Stevie Nicks delivers powerful show to sold-out Simmons Bank Arena
by Sheila Yount
For two hours Wednesday night, Stevie Nicks took the audience at Simmons Bank Arena in North Little Rock on a journey through the past with stories and songs from her five-decade career. It was part spoken memoir, part rock concert, but most of all it was, in her words, a party.
“Let’s get this Little Rock party started,” the 75-year-old Rock and Roll Hall of Famer told the 14,000 concert goers who sold out the arena. “Keep rockin’ Little Rock.”

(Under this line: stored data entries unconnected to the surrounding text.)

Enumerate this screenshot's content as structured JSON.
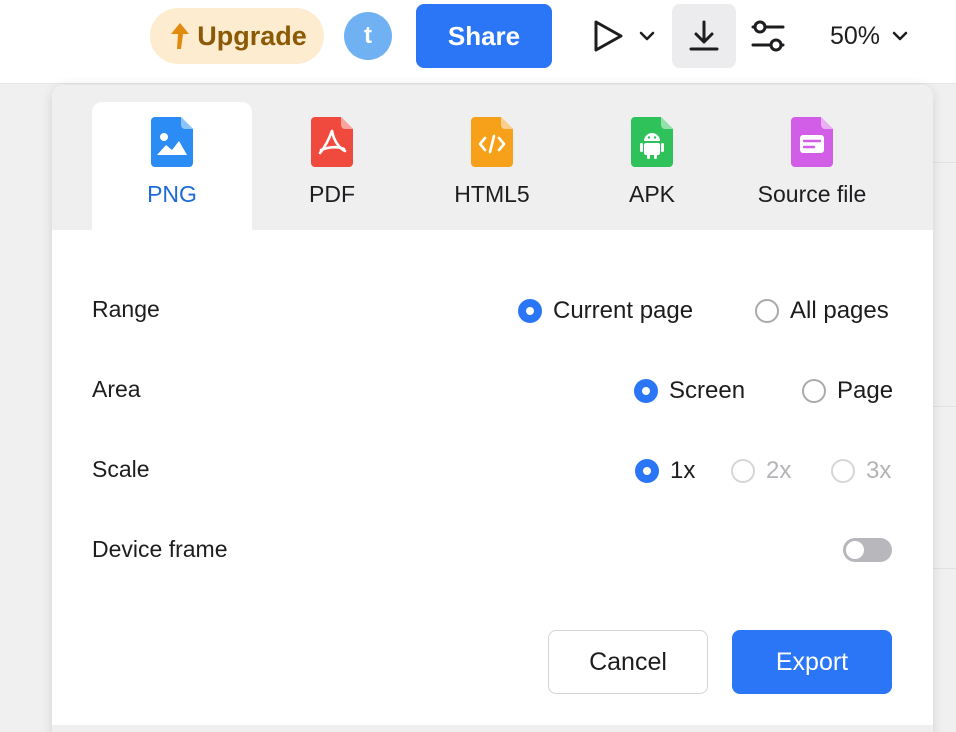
{
  "toolbar": {
    "upgrade_label": "Upgrade",
    "avatar_initial": "t",
    "share_label": "Share",
    "zoom_value": "50%"
  },
  "export_dialog": {
    "tabs": [
      {
        "label": "PNG",
        "icon": "image-file-icon",
        "color": "#2b8cf5",
        "active": true
      },
      {
        "label": "PDF",
        "icon": "pdf-file-icon",
        "color": "#f04a3e",
        "active": false
      },
      {
        "label": "HTML5",
        "icon": "code-file-icon",
        "color": "#f7a11b",
        "active": false
      },
      {
        "label": "APK",
        "icon": "android-file-icon",
        "color": "#2fc25b",
        "active": false
      },
      {
        "label": "Source file",
        "icon": "document-file-icon",
        "color": "#d25ee8",
        "active": false
      }
    ],
    "range": {
      "label": "Range",
      "options": [
        "Current page",
        "All pages"
      ],
      "selected": "Current page"
    },
    "area": {
      "label": "Area",
      "options": [
        "Screen",
        "Page"
      ],
      "selected": "Screen"
    },
    "scale": {
      "label": "Scale",
      "options": [
        "1x",
        "2x",
        "3x"
      ],
      "selected": "1x",
      "disabled": [
        "2x",
        "3x"
      ]
    },
    "device_frame": {
      "label": "Device frame",
      "enabled": false
    },
    "cancel_label": "Cancel",
    "export_label": "Export"
  },
  "colors": {
    "accent": "#2b76f6",
    "active_tab_text": "#1f6bd8",
    "upgrade_bg": "#fdecd0",
    "upgrade_text": "#8a5a06"
  }
}
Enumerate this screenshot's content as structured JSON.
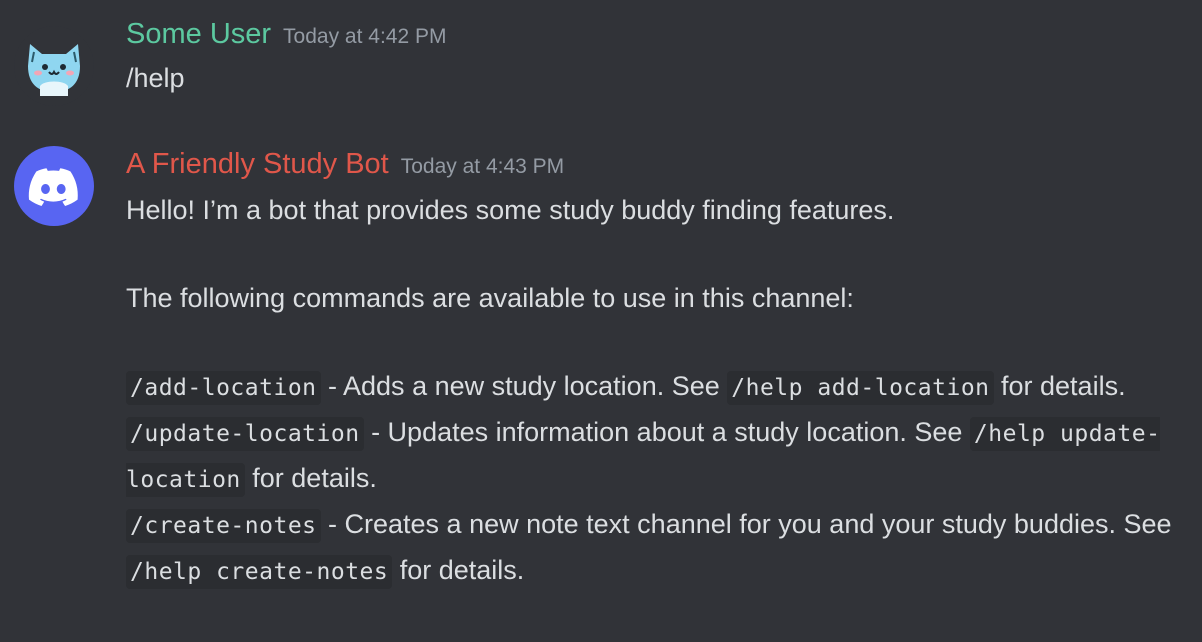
{
  "colors": {
    "background": "#313338",
    "text": "#dbdee1",
    "timestamp": "#949ba4",
    "user_name": "#5cc9a0",
    "bot_name": "#e0574a",
    "discord_blurple": "#5865f2",
    "user_avatar_bg": "#8fd6f0",
    "code_bg": "#2b2d31"
  },
  "messages": [
    {
      "author": "Some User",
      "timestamp": "Today at 4:42 PM",
      "avatar_icon": "cat-avatar-icon",
      "text": "/help"
    },
    {
      "author": "A Friendly Study Bot",
      "timestamp": "Today at 4:43 PM",
      "avatar_icon": "discord-logo-icon",
      "intro": "Hello! I’m a bot that provides some study buddy finding features.",
      "commands_intro": "The following commands are available to use in this channel:",
      "commands": [
        {
          "command": "/add-location",
          "desc_pre": " - Adds a new study location. See ",
          "help": "/help add-location",
          "desc_post": " for details."
        },
        {
          "command": "/update-location",
          "desc_pre": " - Updates information about a study location. See ",
          "help": "/help update-location",
          "desc_post": " for details."
        },
        {
          "command": "/create-notes",
          "desc_pre": " - Creates a new note text channel for you and your study buddies. See ",
          "help": "/help create-notes",
          "desc_post": " for details."
        }
      ]
    }
  ]
}
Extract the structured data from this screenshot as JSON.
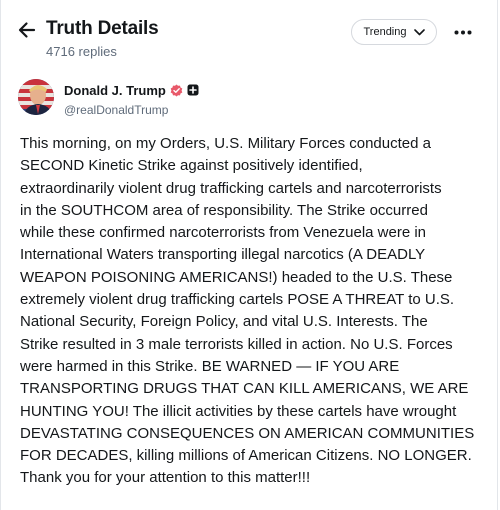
{
  "header": {
    "title": "Truth Details",
    "reply_count": "4716 replies",
    "sort_label": "Trending",
    "back_icon": "arrow-left-icon",
    "more_icon": "ellipsis-horizontal-icon",
    "sort_icon": "chevron-down-icon"
  },
  "post": {
    "author": {
      "display_name": "Donald J. Trump",
      "handle": "@realDonaldTrump",
      "verified_icon": "verified-badge-icon",
      "verified_color": "#e8596a",
      "extra_badge_icon": "plus-badge-icon"
    },
    "body": "This morning, on my Orders, U.S. Military Forces conducted a\nSECOND Kinetic Strike against positively identified,\nextraordinarily violent drug trafficking cartels and narcoterrorists\nin the SOUTHCOM area of responsibility. The Strike occurred\nwhile these confirmed narcoterrorists from Venezuela were in\nInternational Waters transporting illegal narcotics (A DEADLY\nWEAPON POISONING AMERICANS!) headed to the U.S. These\nextremely violent drug trafficking cartels POSE A THREAT to U.S.\nNational Security, Foreign Policy, and vital U.S. Interests. The\nStrike resulted in 3 male terrorists killed in action. No U.S. Forces\nwere harmed in this Strike. BE WARNED — IF YOU ARE\nTRANSPORTING DRUGS THAT CAN KILL AMERICANS, WE ARE\nHUNTING YOU! The illicit activities by these cartels have wrought\nDEVASTATING CONSEQUENCES ON AMERICAN COMMUNITIES\nFOR DECADES, killing millions of American Citizens. NO LONGER.\nThank you for your attention to this matter!!!"
  }
}
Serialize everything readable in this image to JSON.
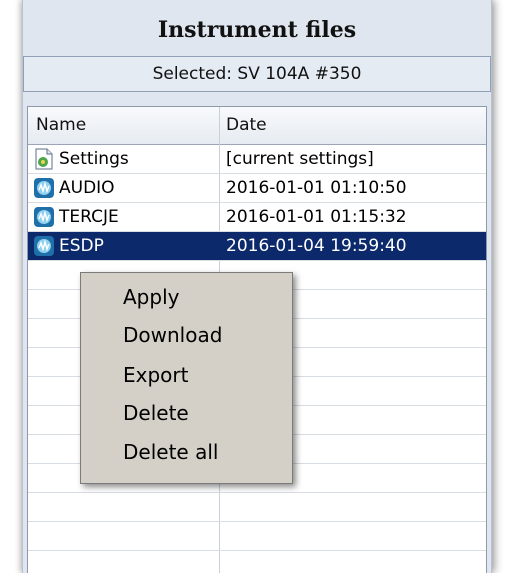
{
  "title": "Instrument files",
  "selected": "Selected: SV 104A #350",
  "columns": {
    "name": "Name",
    "date": "Date"
  },
  "files": [
    {
      "name": "Settings",
      "date": "[current settings]",
      "icon": "settings-file-icon"
    },
    {
      "name": "AUDIO",
      "date": "2016-01-01 01:10:50",
      "icon": "instrument-file-icon"
    },
    {
      "name": "TERCJE",
      "date": "2016-01-01 01:15:32",
      "icon": "instrument-file-icon"
    },
    {
      "name": "ESDP",
      "date": "2016-01-04 19:59:40",
      "icon": "instrument-file-icon",
      "selected": true
    }
  ],
  "context_menu": {
    "items": [
      "Apply",
      "Download",
      "Export",
      "Delete",
      "Delete all"
    ]
  },
  "colors": {
    "selection": "#0c2a6b",
    "menu_bg": "#d4d0c8",
    "panel_bg": "#dfe6ef"
  }
}
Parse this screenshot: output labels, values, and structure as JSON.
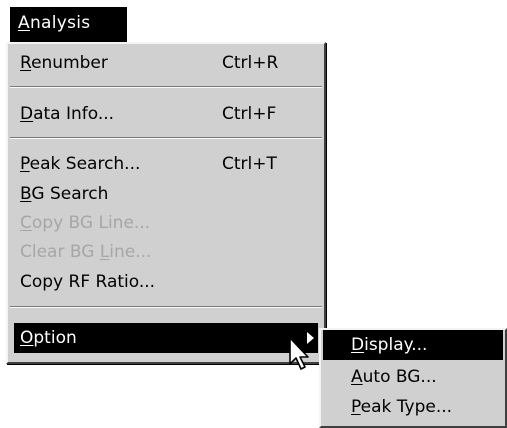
{
  "menubar": {
    "title_u": "A",
    "title_rest": "nalysis"
  },
  "menu": {
    "renumber": {
      "u": "R",
      "rest": "enumber",
      "shortcut": "Ctrl+R"
    },
    "data_info": {
      "u": "D",
      "rest": "ata Info...",
      "shortcut": "Ctrl+F"
    },
    "peak_search": {
      "u": "P",
      "rest": "eak Search...",
      "shortcut": "Ctrl+T"
    },
    "bg_search": {
      "u": "B",
      "rest": "G Search"
    },
    "copy_bg_line": {
      "u": "C",
      "rest": "opy BG Line..."
    },
    "clear_bg_line": {
      "pre": "Clear BG ",
      "u": "L",
      "rest": "ine..."
    },
    "copy_rf_ratio": {
      "label": "Copy RF Ratio..."
    },
    "option": {
      "u": "O",
      "rest": "ption"
    }
  },
  "submenu": {
    "display": {
      "u": "D",
      "rest": "isplay..."
    },
    "auto_bg": {
      "u": "A",
      "rest": "uto BG..."
    },
    "peak_type": {
      "u": "P",
      "rest": "eak Type..."
    }
  },
  "colors": {
    "menu_bg": "#d0d0d0",
    "highlight": "#000000",
    "disabled_text": "#a6a6a6"
  },
  "icons": {
    "cursor": "arrow-pointer",
    "submenu": "submenu-arrow"
  }
}
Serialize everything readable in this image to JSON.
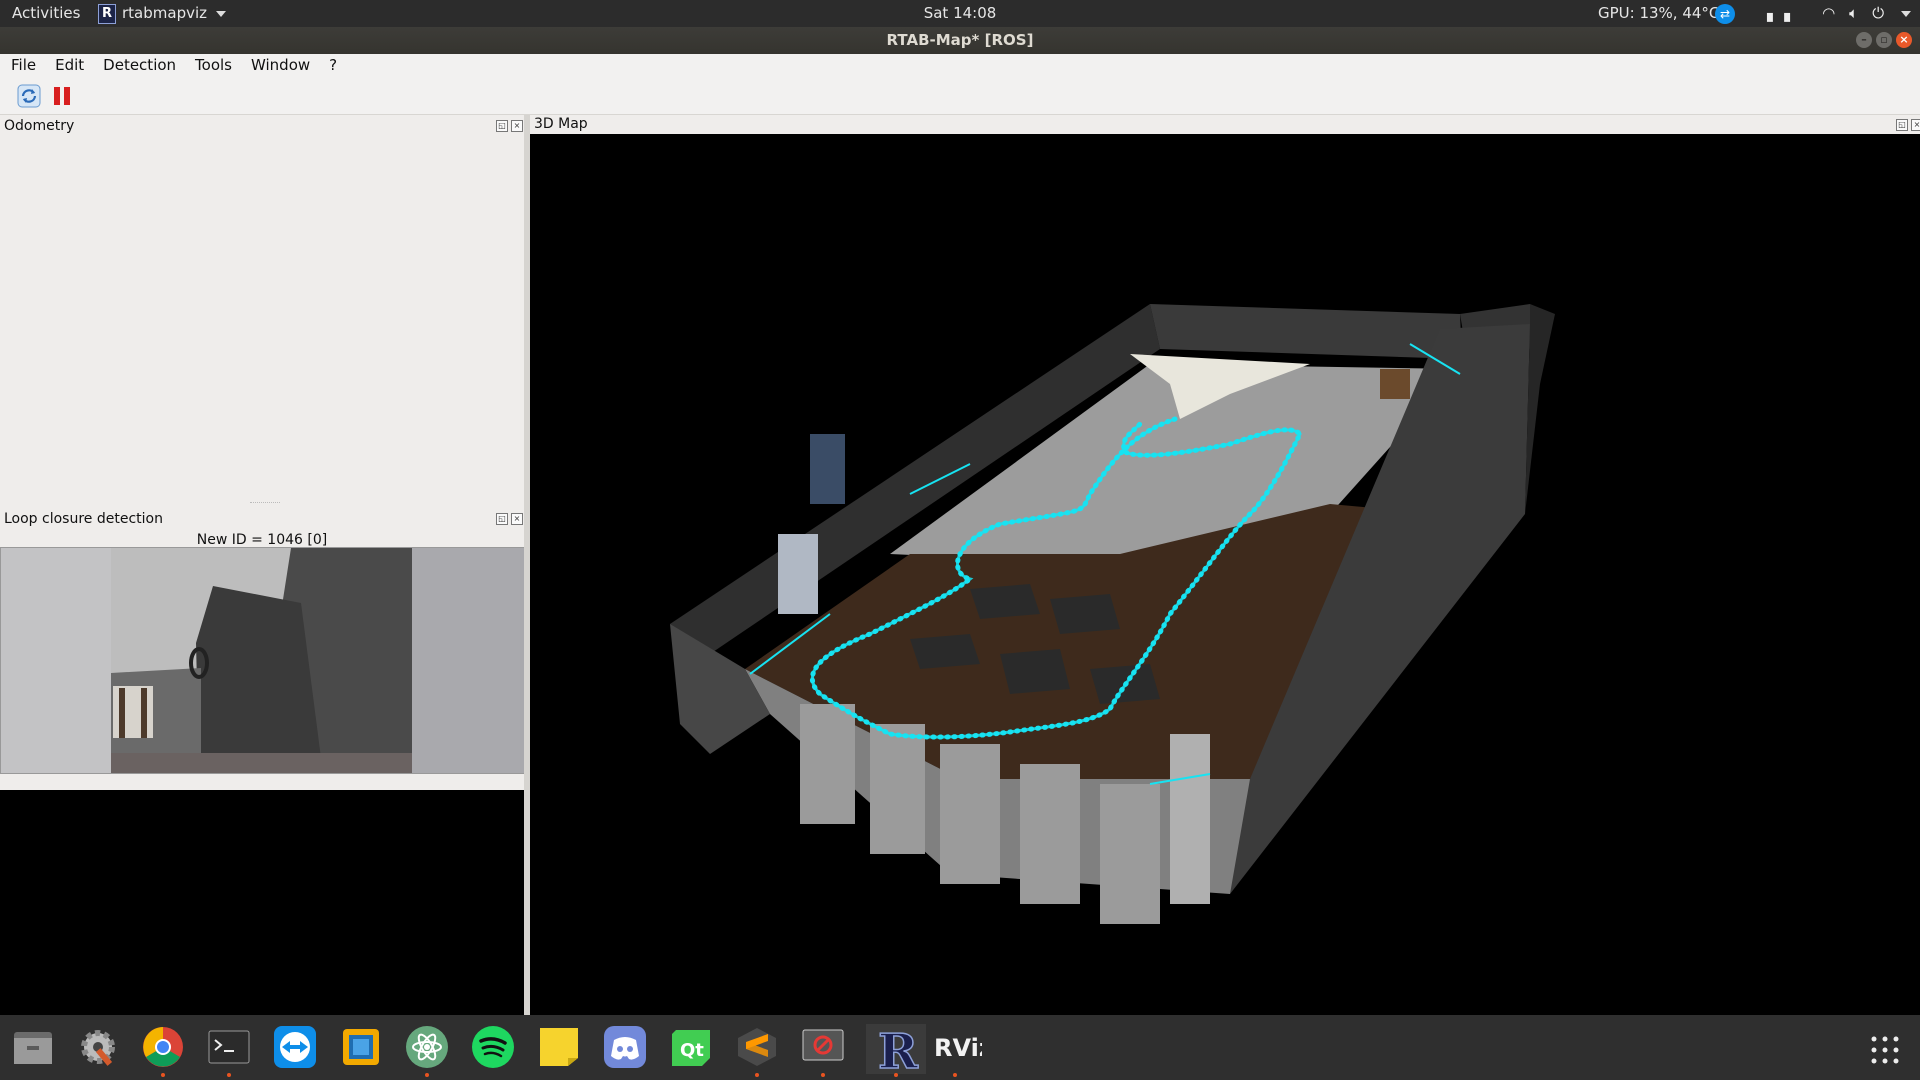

Dressed all in black with a long, flowing skirt, accented with capes draped around her shoulders, which she changed throughout the show, she brought her signature witchy vibe to the stage. Backed by a six-member band led by her longtime lead guitarist, Waddy Wachtel, 76, she floated across the stage, twirling theatrically, as she sang a multitude of a hits from her days with Fleetwood Mac and, later, as a solo artist. There was a sharing of energy in the building as the crowd, which she called “awesome,” clearly fueled her performance while she, in turn, inspired the enthusiastic concert-goers, which included teenagers, millennials, members of Gen X and, of course, Nicks’ fellow baby boomers. “This is the joy of my life,” Nicks said at one point during the show. “I hope it will be the joy of your life.”
She opened the show with “Outside the Rain” from her debut solo album Bella Donna, released in 1981, followed by “Dreams,” a No. 1 hit for Fleetwood Mac from the acclaimed 1977 Rumours album. She followed that with “Stop Draggin’ My Heart Around,” a song written by Tom Petty, who sang on what became a hit single from the Bella Donna album. Wachtel joined Nicks to sing Petty’s part of the duet as a psychedelic-styled video featuring images of Petty and other rock legends including Billy Joel, members of Fleetwood Mac, Jimi Hendrix and Janis Joplin played on a large screen behind the stage.
After that, she performed “Fall from Grace” from Trouble in Shangri-La, released in 2001, followed by “For What it’s Worth,” a song written by Stephen Stills in 1966 for his band Buffalo Springfield. In one of several stories she shared during the evening, she described hearing this song for the first time as an 18-year-old high school student and learning only recently how it was based on a confrontation between police and a group of young people gathered on Sunset Strip in Los Angeles. She recorded the song in 2011 and, in 2022, she released it as a digital download and streaming single.
In the longest song introduction of the night, she shared how she and her former partner and bandmate, Lindsey Buckingham, lived as paupers in the early 1970s as they tried to establish their musical careers. Within a period of five months after joining Fleetwood Mac, they became rich rock stars. As her life became more of a whirlwind with their increasing fame and wealth, she longed for a simpler time, she said, and the result was “Gypsy,” a hit from Fleetwood Mac’s 1982 album Mirage.
The show continued with performances of “Wild Heart” and “Bella Donna” before she and the band rocked it out with “Stand Back” from the 1983 album The Wild Heart. Next was “Soldier’s Angel,” a song she wrote for wounded servicemen from the Iraq war after visiting with them at military hospitals in the Washington, D.C., area. She dedicated the song to the people of Ukraine in their war against Russia, saying that, if she was a man and wasn’t 75 years old, she would be there helping in the fight.
A true highlight of the show was Nicks’ performance of “Gold Dust Woman” from the Rumours album, a song she said she always performs at her shows. Draped in a gold sequined cape, she twirled around the stage, her voice echoing powerfully through the arena, backed by the perfect harmonies of two back-up singers.
She finished the main part of the show with “Leather and Lace,” a duet she performed with Don Henley on the Bella Donna album, and “The Edge of Seventeen,” also from Bella Donna. In what she called a “surprise,” her vocal coach, Steve Real, joined her for “Leather and Lace” in a crowd-pleasing performance with vocals reminiscent of Henley.
For the encore, Nicks and the band returned to the stage with a tribute cover of “Free Falling,” written by Petty, who died in 2017 at the age of 66. Next came one her first hits with Fleetwood Mac, the 1975 “Rhiannon,” followed by the ballad “Landslide,” also from her first album with Fleetwood Mac.
A video of images of Nicks with her late best friend and Fleetwood Mac bandmate, Christine McVie (she died in 2022 at the age of 79), played on the screen while Nicks sang the haunting song of lost youth to the accompaniment of Wachtel's acoustic guitar.
Afterward, she closed out the show with another story, this time about the intense grief she felt following McVie’s death, which eventually led her to tour again. “My mother always said, ‘Anytime you are hurt, Stevie, you run to the stage,’” she said, adding that she was grateful to her audiences for helping “fix her” by coming to her shows. “I love you so much for that and appreciate it, every single night,” she said.
For those in attendance Wednesday night, there was no doubt the feeling was mutual.